Luis Francisco Benítez de Lugo y Benítez de Lugo (La Orotava, Tenerife, April 1, 1837-Santa Cruz de Tenerife, May 3, 1876) was a Spanish politician, VIII Marquis of Florida and X Lord of Algarrobo and Bormujos. Elected deputy for the district of La Orotava in the elections of August 1872, he was re-elected in the elections held in May 1873, after the proclamation of the First Spanish Republic. Freemason and pioneer of Spiritualism in Spain.

== Biography ==
He studied at the Provincial Institute of the Canary Islands in the city of San Cristóbal de La Laguna. In 1859 he went to Madrid where he studied Law and Philosophy and Letters at the Central University of Madrid (current Complutense University).
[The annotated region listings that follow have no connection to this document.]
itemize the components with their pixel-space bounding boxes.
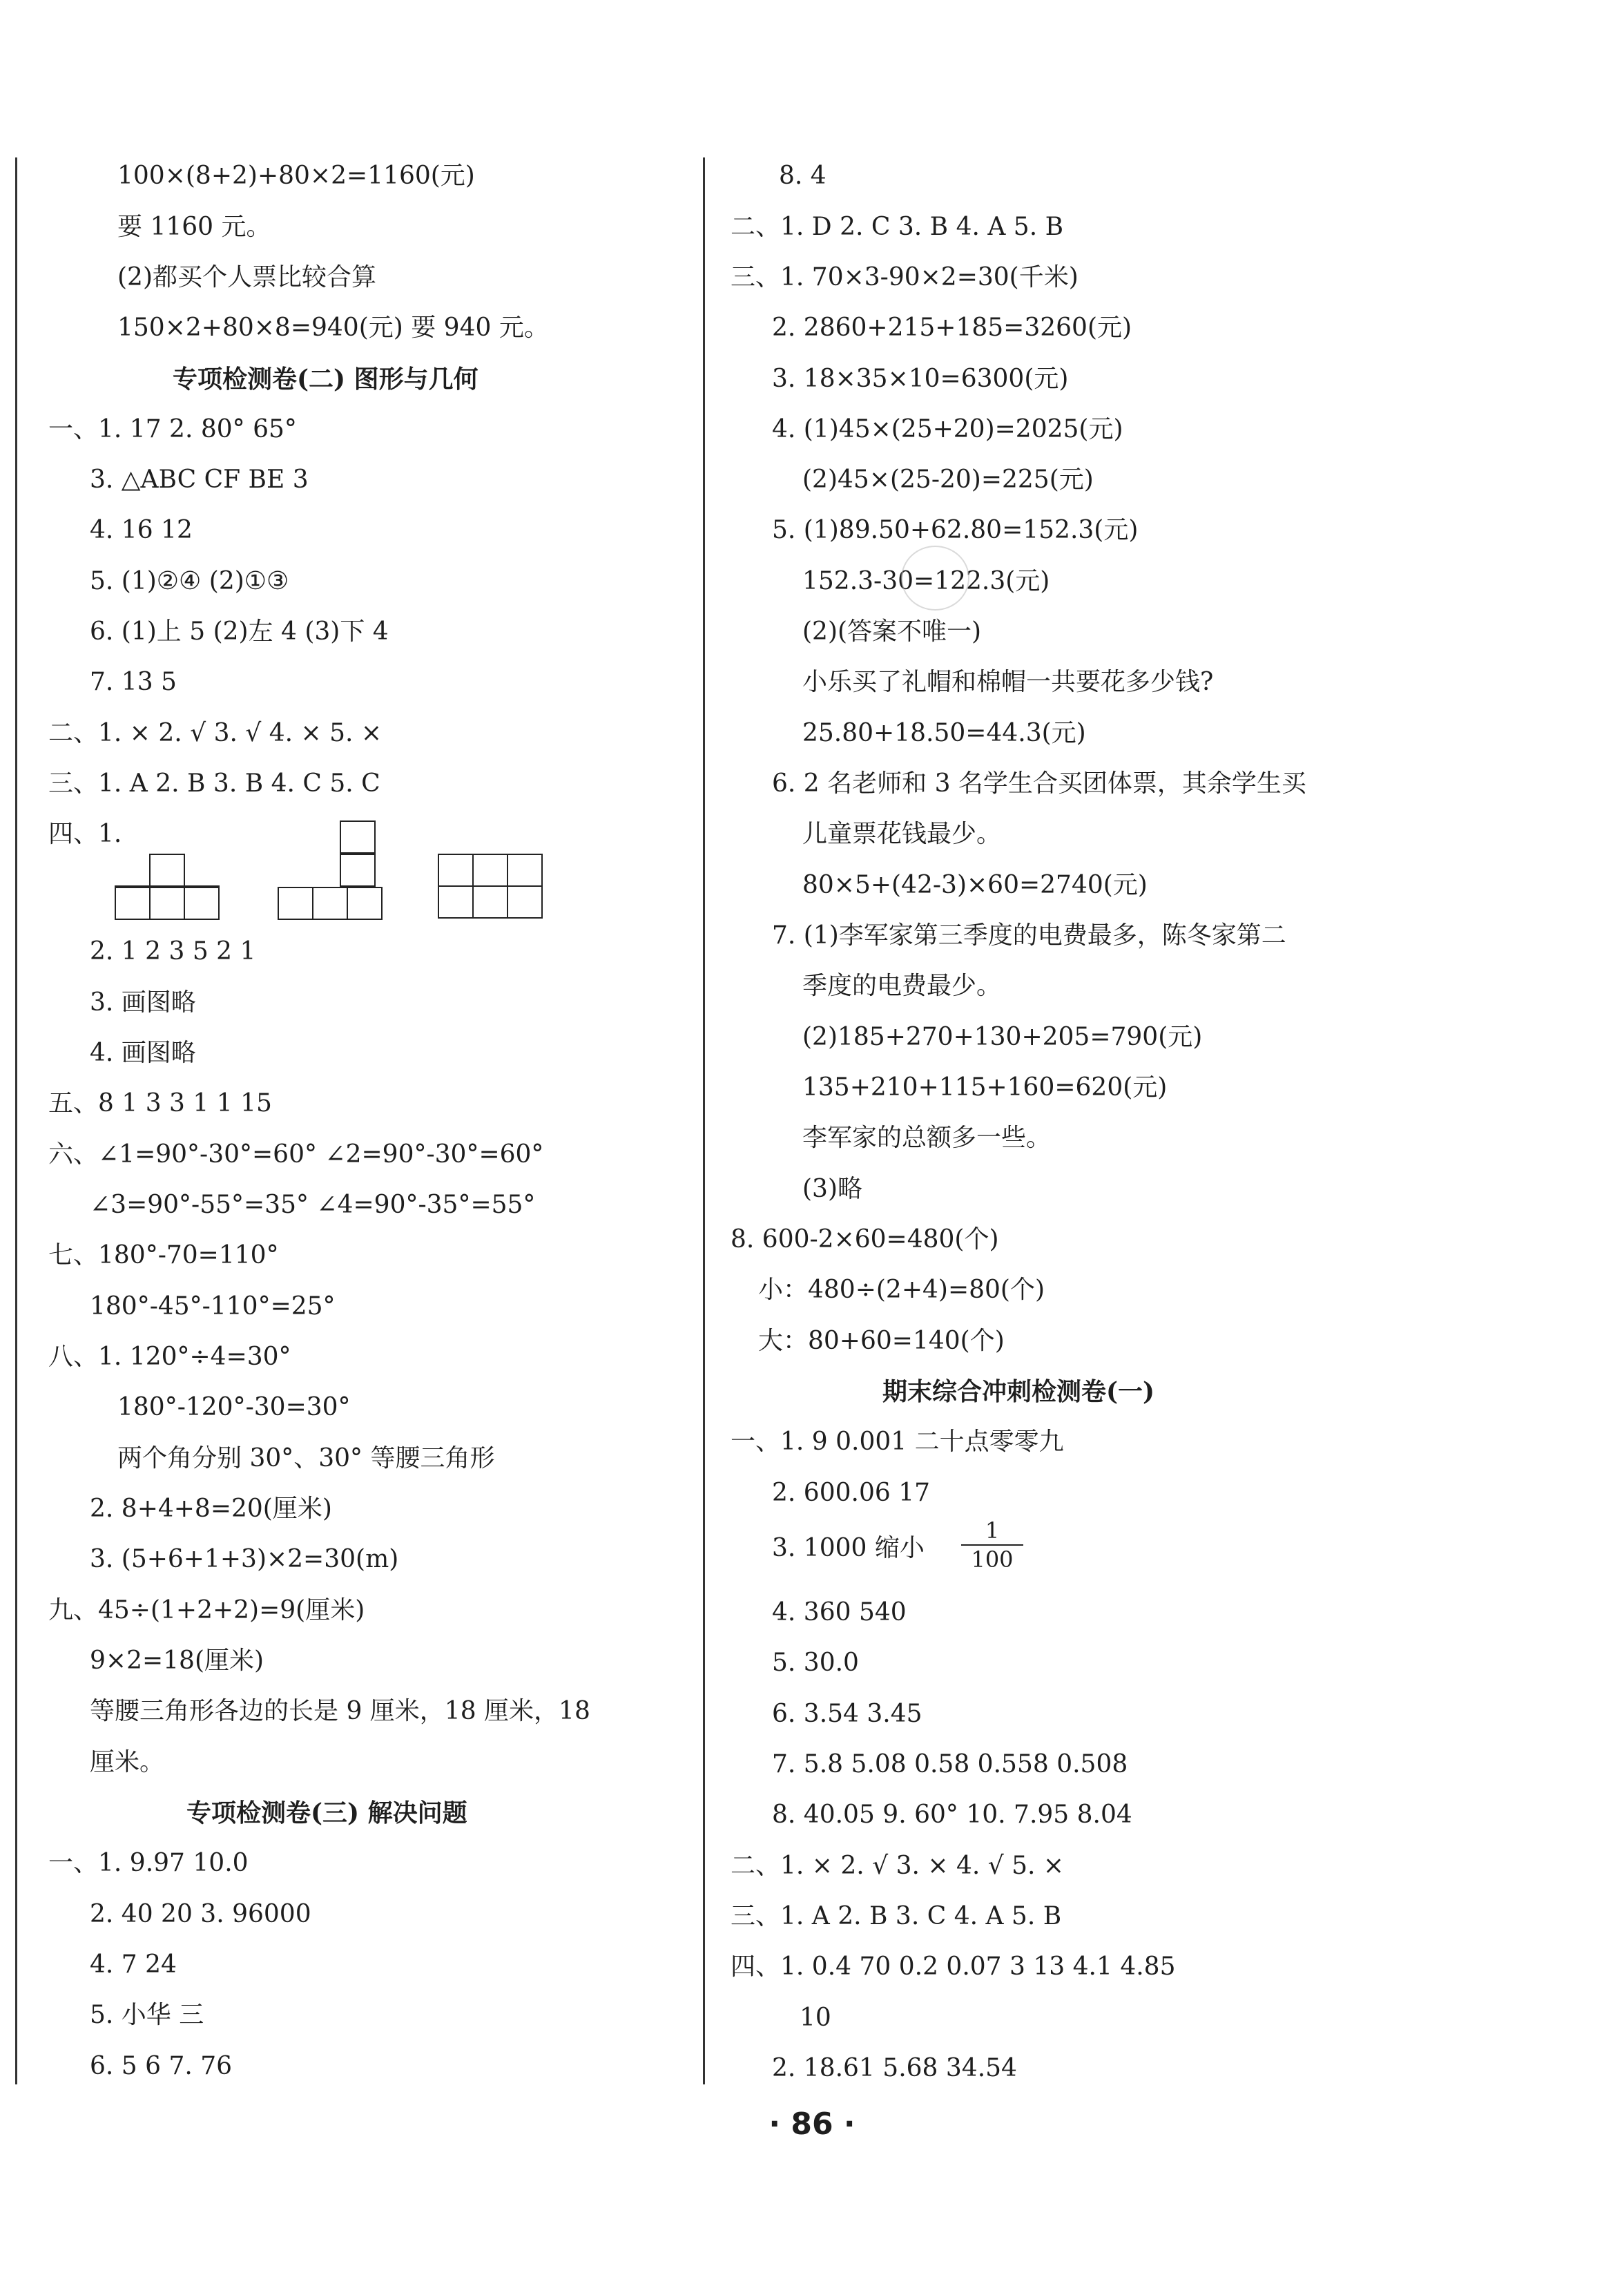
answer-line: 3. 画图略 <box>90 988 196 1017</box>
answer-line: 3. 1000 缩小 <box>772 1534 925 1562</box>
answer-line: 3. △ABC CF BE 3 <box>90 466 309 494</box>
answer-line: 2. 600.06 17 <box>772 1479 931 1507</box>
answer-line: 8. 4 <box>779 162 826 190</box>
section-heading: 期末综合冲刺检测卷(一) <box>882 1377 1155 1406</box>
answer-line: 三、1. 70×3-90×2=30(千米) <box>731 263 1079 291</box>
answer-line: (2)(答案不唯一) <box>802 617 982 646</box>
answer-line: (2)45×(25-20)=225(元) <box>802 466 1094 494</box>
answer-line: 4. (1)45×(25+20)=2025(元) <box>772 415 1123 443</box>
answer-line: 一、1. 9 0.001 二十点零零九 <box>731 1428 1064 1456</box>
answer-line: 7. 13 5 <box>90 668 177 696</box>
answer-line: 4. 16 12 <box>90 516 193 544</box>
answer-line: 150×2+80×8=940(元) 要 940 元。 <box>117 314 549 342</box>
answer-line: 两个角分别 30°、30° 等腰三角形 <box>117 1444 495 1472</box>
answer-line: 4. 360 540 <box>772 1598 907 1626</box>
answer-line: 6. 2 名老师和 3 名学生合买团体票，其余学生买 <box>772 769 1306 798</box>
view-drawing-left <box>278 820 406 920</box>
answer-line: (2)都买个人票比较合算 <box>117 263 376 291</box>
answer-line: 6. 5 6 7. 76 <box>90 2052 233 2080</box>
answer-line: 180°-120°-30=30° <box>117 1393 351 1421</box>
page-number: · 86 · <box>768 2107 856 2142</box>
answer-line: 152.3-30=122.3(元) <box>802 567 1050 595</box>
answer-line: 3. 18×35×10=6300(元) <box>772 365 1069 393</box>
answer-line: 4. 画图略 <box>90 1039 196 1067</box>
answer-line: 2. 40 20 3. 96000 <box>90 1900 311 1928</box>
section-heading: 专项检测卷(二) 图形与几何 <box>173 365 478 394</box>
answer-line: 小：480÷(2+4)=80(个) <box>758 1276 1045 1304</box>
answer-line: ∠3=90°-55°=35° ∠4=90°-35°=55° <box>90 1191 536 1219</box>
answer-line: 25.80+18.50=44.3(元) <box>802 719 1086 747</box>
answer-line: 三、1. A 2. B 3. C 4. A 5. B <box>731 1902 1062 1930</box>
answer-line: 季度的电费最少。 <box>802 972 1002 1000</box>
answer-line: 儿童票花钱最少。 <box>802 820 1002 848</box>
answer-line: 180°-45°-110°=25° <box>90 1292 336 1321</box>
answer-line: 八、1. 120°÷4=30° <box>48 1343 291 1371</box>
answer-line: 4. 7 24 <box>90 1950 177 1979</box>
answer-line: 6. 3.54 3.45 <box>772 1700 922 1728</box>
answer-line: 100×(8+2)+80×2=1160(元) <box>117 162 475 190</box>
answer-line: 大：80+60=140(个) <box>758 1327 1005 1355</box>
answer-line: 李军家的总额多一些。 <box>802 1124 1052 1152</box>
answer-line: 二、1. × 2. √ 3. × 4. √ 5. × <box>731 1852 1065 1880</box>
answer-line: 9×2=18(厘米) <box>90 1647 264 1675</box>
fraction-numerator: 1 <box>985 1517 1000 1544</box>
column-divider-rule <box>703 157 705 2084</box>
answer-line: 一、1. 17 2. 80° 65° <box>48 415 297 443</box>
answer-line: 2. 8+4+8=20(厘米) <box>90 1495 332 1523</box>
answer-line: 二、1. × 2. √ 3. √ 4. × 5. × <box>48 719 383 747</box>
answer-line: 一、1. 9.97 10.0 <box>48 1849 249 1877</box>
answer-line: 2. 2860+215+185=3260(元) <box>772 314 1132 342</box>
fraction-one-hundredth <box>961 1518 1023 1572</box>
answer-line: 三、1. A 2. B 3. B 4. C 5. C <box>48 769 380 798</box>
answer-line: 七、180°-70=110° <box>48 1241 279 1269</box>
answer-line: (3)略 <box>802 1175 862 1203</box>
answer-line: 2. 1 2 3 5 2 1 <box>90 937 256 966</box>
view-drawing-front <box>115 854 243 920</box>
answer-line: 7. 5.8 5.08 0.58 0.558 0.508 <box>772 1750 1128 1778</box>
answer-line: 5. 30.0 <box>772 1649 859 1677</box>
answer-line: 8. 40.05 9. 60° 10. 7.95 8.04 <box>772 1801 1132 1829</box>
answer-line: 135+210+115+160=620(元) <box>802 1073 1168 1102</box>
answer-line: 四、1. <box>48 820 122 848</box>
answer-line: 厘米。 <box>90 1748 165 1776</box>
left-margin-rule <box>15 157 17 2084</box>
answer-line: 7. (1)李军家第三季度的电费最多，陈冬家第二 <box>772 921 1286 950</box>
answer-line: 2. 18.61 5.68 34.54 <box>772 2054 1017 2082</box>
answer-line: 6. (1)上 5 (2)左 4 (3)下 4 <box>90 617 389 646</box>
answer-line: 要 1160 元。 <box>117 213 271 241</box>
answer-line: 四、1. 0.4 70 0.2 0.07 3 13 4.1 4.85 <box>731 1952 1176 1981</box>
fraction-denominator: 100 <box>971 1546 1014 1573</box>
view-drawing-top <box>438 854 548 920</box>
answer-line: 九、45÷(1+2+2)=9(厘米) <box>48 1596 365 1624</box>
answer-line: 3. (5+6+1+3)×2=30(m) <box>90 1545 399 1573</box>
answer-line: 等腰三角形各边的长是 9 厘米，18 厘米，18 <box>90 1697 590 1725</box>
answer-line: 8. 600-2×60=480(个) <box>731 1225 999 1254</box>
answer-line: 六、∠1=90°-30°=60° ∠2=90°-30°=60° <box>48 1140 544 1169</box>
answer-line: (2)185+270+130+205=790(元) <box>802 1023 1203 1051</box>
watermark-stamp-icon <box>901 546 969 611</box>
answer-line: 二、1. D 2. C 3. B 4. A 5. B <box>731 213 1064 241</box>
answer-line: 80×5+(42-3)×60=2740(元) <box>802 871 1148 899</box>
answer-line: 5. (1)②④ (2)①③ <box>90 567 289 595</box>
answer-line: 10 <box>800 2004 831 2032</box>
section-heading: 专项检测卷(三) 解决问题 <box>186 1798 467 1827</box>
answer-line: 小乐买了礼帽和棉帽一共要花多少钱? <box>802 668 1214 696</box>
answer-line: 5. (1)89.50+62.80=152.3(元) <box>772 516 1139 544</box>
answer-line: 五、8 1 3 3 1 1 15 <box>48 1089 272 1117</box>
answer-line: 5. 小华 三 <box>90 2001 204 2029</box>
In 1860 he joined the Progressive Party, while he began his literary work by collaborating in various newspapers. In 1863 he obtained the bachelor's degree in Administrative Law and in 1864 the bachelor's degree in Civil and Canon Law. His intense participation in politics increased at this time, and he was appointed Canarian representative in the Central Committee of the Progressive Party.

In 1871 Luis Francisco Benítez de Lugo entered Freemasonry, also being considered one of the great pioneers of Spiritism in Spain. Benítez de Lugo presented a bill for the official teaching of Spiritism, reading it on August 26, 1873.

He was part of the majority in the last courts of the reign of Amadeo I of Spain. Years later, Benítez de Lugo led a fiery protest when the United States Government wanted to buy the island of La Graciosa for 20 million reais.

He died at the age of 39 on May 3, 1876, in Santa Cruz de Tenerife. He was buried in the San Rafael and San Roque Cemetery in this city and later his remains were transferred to the Santa Lastenia Cemetery in the same city.